Im Gemeinderat von Solothurn hat die FDP künftig einen Sitz weniger. Sie verliert ein Mandat an die SP. Damit wird die SP im Rat zur stärksten Kraft. Was die Realität nur zum Teil abbildet.

Blick auf die Aare in Solothurn

Bildlegende: Die Stadt Solothurn bleibt vorerst freisinnig geprägt, nur nicht im Gemeinderat. SRF

Es ist die Listenverbindung zwischen SP und Grünen, welche der SP nun einen Sitzgewinn beschert hat. Sie kommt neu auf 9 Mandate im Gemeinderat und ist damit die stärkste Kraft, noch vor der FDP mit neu 8 Mandaten (siehe Grafik).

Gemeinderat Solothurn Die SP gewinnt einen Sitz auf Kosten der FDP. Alle anderen Parteien können ihre Sitze halten. Allerdings bleibt die FDP die wählerstärkste Partei in der Kantonshauptstadt (27,6 Prozent), die SP kommt auf (26,4 Prozent), gewinnt den zusätzlichen Sitz nur dank der Listenverbindung mit den Grünen.

Allerdings: Die FDP bleibt die stärkste Kraft in der Stadt. Beim Wähleranteil haben die Freisinnigen die Nase nämlich weiterhin vorne. Sie verlieren zwar, kommen aber immer noch auf 27,6 Prozent. Die SP kommt auf 26,4 Prozent Wähleranteil, liegt also mehr als einen Prozentpunkt tiefer.
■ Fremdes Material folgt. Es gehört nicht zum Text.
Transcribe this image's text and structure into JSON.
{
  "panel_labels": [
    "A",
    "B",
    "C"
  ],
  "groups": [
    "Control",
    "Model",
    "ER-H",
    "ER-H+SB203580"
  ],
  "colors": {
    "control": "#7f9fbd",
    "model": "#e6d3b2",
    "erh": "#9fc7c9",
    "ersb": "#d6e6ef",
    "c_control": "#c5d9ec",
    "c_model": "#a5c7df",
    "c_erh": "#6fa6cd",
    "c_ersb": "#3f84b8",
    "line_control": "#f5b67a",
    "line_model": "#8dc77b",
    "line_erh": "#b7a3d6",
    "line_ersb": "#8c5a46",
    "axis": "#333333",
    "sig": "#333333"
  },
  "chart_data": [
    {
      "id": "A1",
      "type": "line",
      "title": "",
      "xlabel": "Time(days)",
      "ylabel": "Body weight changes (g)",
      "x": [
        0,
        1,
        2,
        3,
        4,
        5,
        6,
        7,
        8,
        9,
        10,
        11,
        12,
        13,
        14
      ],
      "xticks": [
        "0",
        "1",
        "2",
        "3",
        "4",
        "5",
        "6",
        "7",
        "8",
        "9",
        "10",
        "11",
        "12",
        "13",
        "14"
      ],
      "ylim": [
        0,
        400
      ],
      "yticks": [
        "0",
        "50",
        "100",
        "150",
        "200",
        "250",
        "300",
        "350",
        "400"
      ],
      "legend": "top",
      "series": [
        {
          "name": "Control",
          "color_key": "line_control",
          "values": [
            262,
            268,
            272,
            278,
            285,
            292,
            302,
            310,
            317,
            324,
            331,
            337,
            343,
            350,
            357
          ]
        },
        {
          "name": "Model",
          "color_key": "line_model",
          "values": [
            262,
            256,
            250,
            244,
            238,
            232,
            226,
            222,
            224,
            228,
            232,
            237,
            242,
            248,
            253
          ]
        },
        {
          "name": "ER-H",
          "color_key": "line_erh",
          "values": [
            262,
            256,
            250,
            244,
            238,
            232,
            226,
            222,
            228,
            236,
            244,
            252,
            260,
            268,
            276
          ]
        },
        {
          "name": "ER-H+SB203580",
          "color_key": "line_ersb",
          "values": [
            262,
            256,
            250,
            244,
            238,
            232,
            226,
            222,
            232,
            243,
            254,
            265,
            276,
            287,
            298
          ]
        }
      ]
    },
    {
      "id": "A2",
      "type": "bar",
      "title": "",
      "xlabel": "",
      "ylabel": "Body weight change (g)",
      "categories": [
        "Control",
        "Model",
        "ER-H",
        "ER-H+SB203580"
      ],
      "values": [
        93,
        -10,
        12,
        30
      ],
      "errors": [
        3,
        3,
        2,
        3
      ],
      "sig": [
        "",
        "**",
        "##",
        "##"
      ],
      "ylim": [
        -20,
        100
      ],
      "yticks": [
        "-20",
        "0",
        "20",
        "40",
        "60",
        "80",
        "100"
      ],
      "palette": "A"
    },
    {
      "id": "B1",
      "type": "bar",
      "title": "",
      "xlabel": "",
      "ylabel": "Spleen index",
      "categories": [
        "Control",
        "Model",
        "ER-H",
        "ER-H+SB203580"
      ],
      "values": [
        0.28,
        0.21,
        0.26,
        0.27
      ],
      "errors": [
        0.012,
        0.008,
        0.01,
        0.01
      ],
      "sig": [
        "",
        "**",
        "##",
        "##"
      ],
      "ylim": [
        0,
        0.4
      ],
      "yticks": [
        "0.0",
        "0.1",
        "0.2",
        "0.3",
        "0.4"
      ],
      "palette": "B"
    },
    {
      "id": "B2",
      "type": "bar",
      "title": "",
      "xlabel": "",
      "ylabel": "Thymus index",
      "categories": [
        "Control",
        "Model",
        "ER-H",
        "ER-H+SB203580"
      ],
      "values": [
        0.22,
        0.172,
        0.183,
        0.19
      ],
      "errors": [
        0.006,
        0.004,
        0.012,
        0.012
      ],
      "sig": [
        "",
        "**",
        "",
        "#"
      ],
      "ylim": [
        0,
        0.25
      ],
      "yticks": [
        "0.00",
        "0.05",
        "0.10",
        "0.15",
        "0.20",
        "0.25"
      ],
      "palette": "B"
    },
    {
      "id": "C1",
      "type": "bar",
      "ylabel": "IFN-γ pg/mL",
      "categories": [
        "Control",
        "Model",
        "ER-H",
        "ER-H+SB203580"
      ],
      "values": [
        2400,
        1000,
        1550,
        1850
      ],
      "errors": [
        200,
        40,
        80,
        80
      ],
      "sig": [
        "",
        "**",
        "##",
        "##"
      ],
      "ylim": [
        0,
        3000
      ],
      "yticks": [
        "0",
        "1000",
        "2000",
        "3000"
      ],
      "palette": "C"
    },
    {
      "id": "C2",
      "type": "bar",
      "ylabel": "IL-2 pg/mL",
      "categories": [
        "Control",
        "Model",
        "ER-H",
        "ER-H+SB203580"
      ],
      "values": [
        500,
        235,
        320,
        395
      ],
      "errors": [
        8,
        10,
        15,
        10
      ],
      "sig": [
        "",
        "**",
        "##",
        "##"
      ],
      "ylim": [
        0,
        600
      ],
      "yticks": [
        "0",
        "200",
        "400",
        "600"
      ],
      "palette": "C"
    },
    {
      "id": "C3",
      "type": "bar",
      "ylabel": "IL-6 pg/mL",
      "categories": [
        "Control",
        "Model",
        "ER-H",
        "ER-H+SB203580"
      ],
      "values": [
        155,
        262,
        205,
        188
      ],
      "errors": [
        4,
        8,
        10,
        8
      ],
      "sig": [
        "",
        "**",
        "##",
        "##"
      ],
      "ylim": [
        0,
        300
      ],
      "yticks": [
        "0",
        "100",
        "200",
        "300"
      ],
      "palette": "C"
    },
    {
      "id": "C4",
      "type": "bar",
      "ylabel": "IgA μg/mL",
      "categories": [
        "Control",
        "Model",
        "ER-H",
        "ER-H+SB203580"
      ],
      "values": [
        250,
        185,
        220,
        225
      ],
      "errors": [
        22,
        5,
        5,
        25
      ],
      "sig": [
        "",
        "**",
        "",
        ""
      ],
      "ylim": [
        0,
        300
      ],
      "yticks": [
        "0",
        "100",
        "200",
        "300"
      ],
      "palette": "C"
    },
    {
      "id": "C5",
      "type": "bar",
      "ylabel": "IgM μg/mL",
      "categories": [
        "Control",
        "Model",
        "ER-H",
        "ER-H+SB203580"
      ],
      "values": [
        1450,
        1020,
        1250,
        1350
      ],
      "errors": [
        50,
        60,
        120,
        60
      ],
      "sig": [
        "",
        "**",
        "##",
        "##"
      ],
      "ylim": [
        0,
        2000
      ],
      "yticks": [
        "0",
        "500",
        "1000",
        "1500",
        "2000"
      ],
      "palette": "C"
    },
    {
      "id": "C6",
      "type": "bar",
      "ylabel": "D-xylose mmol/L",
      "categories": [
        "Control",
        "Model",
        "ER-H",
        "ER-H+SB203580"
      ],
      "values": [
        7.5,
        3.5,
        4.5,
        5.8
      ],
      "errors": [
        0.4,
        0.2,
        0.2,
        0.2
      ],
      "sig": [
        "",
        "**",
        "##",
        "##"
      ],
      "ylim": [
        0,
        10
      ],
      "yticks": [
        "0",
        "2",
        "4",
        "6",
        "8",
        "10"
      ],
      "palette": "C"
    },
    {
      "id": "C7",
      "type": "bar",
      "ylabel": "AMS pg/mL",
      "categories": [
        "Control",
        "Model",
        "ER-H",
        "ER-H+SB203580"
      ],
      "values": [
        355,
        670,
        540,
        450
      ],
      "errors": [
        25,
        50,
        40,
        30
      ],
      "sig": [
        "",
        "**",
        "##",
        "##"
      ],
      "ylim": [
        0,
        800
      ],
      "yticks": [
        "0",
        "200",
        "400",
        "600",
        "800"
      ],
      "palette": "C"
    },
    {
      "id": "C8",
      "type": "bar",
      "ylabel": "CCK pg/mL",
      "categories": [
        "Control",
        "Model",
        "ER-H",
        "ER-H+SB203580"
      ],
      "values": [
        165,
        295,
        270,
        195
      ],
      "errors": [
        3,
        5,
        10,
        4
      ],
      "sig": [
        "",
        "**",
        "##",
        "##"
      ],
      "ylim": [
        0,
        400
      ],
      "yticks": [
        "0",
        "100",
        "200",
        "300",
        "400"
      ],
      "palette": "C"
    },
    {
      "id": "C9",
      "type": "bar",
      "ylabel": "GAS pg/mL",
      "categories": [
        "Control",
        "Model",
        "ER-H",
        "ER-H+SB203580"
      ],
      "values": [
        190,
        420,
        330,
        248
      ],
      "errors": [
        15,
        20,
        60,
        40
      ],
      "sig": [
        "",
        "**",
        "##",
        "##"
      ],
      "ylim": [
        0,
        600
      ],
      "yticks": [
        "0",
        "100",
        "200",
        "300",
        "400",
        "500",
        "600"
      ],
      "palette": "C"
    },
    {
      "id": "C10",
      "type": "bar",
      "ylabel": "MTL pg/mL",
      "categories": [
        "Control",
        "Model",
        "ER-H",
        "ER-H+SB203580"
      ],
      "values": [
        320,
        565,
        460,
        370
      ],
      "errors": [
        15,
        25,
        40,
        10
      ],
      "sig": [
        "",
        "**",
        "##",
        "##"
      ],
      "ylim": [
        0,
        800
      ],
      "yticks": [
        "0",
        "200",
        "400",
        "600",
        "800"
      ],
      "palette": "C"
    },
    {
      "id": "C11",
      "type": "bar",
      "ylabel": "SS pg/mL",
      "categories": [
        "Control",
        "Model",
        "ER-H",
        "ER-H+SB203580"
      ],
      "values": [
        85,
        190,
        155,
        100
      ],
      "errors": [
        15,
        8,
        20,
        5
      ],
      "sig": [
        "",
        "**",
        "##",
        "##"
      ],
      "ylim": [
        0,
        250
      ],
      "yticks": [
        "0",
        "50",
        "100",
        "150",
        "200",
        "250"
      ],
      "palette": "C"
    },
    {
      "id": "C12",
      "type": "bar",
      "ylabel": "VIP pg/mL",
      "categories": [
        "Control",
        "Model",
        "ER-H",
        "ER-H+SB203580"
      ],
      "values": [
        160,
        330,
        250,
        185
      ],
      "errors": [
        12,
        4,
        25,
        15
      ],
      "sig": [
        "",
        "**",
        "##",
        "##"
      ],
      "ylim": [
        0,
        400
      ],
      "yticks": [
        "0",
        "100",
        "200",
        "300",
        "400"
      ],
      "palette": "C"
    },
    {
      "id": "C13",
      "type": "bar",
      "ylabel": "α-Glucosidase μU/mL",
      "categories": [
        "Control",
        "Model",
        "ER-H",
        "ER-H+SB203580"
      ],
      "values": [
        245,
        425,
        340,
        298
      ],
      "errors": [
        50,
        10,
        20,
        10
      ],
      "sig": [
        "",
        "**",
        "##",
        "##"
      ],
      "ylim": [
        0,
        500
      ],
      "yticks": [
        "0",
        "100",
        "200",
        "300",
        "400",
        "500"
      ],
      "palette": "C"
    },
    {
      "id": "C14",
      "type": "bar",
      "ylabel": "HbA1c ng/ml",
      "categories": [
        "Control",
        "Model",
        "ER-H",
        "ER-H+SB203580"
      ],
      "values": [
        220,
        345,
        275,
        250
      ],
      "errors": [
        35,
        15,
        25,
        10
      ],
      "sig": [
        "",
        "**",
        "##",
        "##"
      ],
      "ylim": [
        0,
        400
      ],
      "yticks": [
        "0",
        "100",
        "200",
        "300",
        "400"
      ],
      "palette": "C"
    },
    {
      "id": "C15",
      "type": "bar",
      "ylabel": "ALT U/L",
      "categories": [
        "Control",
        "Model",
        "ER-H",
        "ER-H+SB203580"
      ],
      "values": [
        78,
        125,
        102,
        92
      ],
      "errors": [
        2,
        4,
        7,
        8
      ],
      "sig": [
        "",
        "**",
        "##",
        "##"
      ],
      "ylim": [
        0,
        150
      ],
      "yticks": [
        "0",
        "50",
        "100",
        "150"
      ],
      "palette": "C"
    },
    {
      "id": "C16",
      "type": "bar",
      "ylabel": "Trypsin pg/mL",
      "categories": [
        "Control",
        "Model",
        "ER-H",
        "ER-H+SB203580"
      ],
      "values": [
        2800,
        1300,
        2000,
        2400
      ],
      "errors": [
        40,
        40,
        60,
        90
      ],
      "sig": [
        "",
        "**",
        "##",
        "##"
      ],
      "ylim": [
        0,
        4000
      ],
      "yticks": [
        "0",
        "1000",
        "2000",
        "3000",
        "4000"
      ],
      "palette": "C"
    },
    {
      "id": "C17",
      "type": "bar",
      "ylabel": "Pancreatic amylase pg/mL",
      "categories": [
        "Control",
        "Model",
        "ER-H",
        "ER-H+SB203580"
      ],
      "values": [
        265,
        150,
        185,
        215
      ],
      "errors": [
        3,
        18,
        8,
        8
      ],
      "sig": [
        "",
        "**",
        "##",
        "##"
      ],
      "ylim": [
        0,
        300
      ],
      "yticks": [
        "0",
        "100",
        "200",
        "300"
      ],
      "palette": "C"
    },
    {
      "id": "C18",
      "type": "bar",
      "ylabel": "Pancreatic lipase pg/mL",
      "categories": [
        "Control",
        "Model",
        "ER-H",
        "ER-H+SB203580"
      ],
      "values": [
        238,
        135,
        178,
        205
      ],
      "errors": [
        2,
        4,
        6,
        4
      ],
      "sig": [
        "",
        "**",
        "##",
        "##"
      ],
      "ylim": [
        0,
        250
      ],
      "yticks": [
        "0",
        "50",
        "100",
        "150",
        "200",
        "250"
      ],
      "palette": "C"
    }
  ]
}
Auch die CVP profitiert von ihren Listenverbindungen mit GLP und EVP: Sie verliert nämlich deutlich Wähleranteile. Vor vier Jahren erreichten die Christdemokraten noch 18 Prozent, nun sind es noch 14,2 Prozent. Bei den restlichen Parteien gibt es geringe Verschiebungen.

Erstes Duell Fluri/Roth

Der Gemeinderat ist das vollziehende und verwaltende Organ der Gemeinde mit Exekutivfunktion. An dessen Spitze steht der Stadtpräsident. Seit 24 Jahren ist das der 61-jährige Nationalrat Kurt Fluri (FDP) - und will es auch in den nächsten vier Jahren bleiben.

Mit der Wiederwahl in den Gemeinderat hat er die erste Hürde geschafft. Fluri erzielte mit 2816 Stimmen das beste Resultat aller Kandidierenden. Auf der SP-Liste erzielte Franziska Roth mit 2407 Stimmen das beste Resultat.

Die Präsidentin der SP Kanton Solothurn wird am 2. Juli den «König von Solothurn» bei der Stadtpräsidentenwahl herausfordern. Es sei Zeit für einen Wechsel, betonte die 51-jährige Kantonsrätin und Heilpädagogin.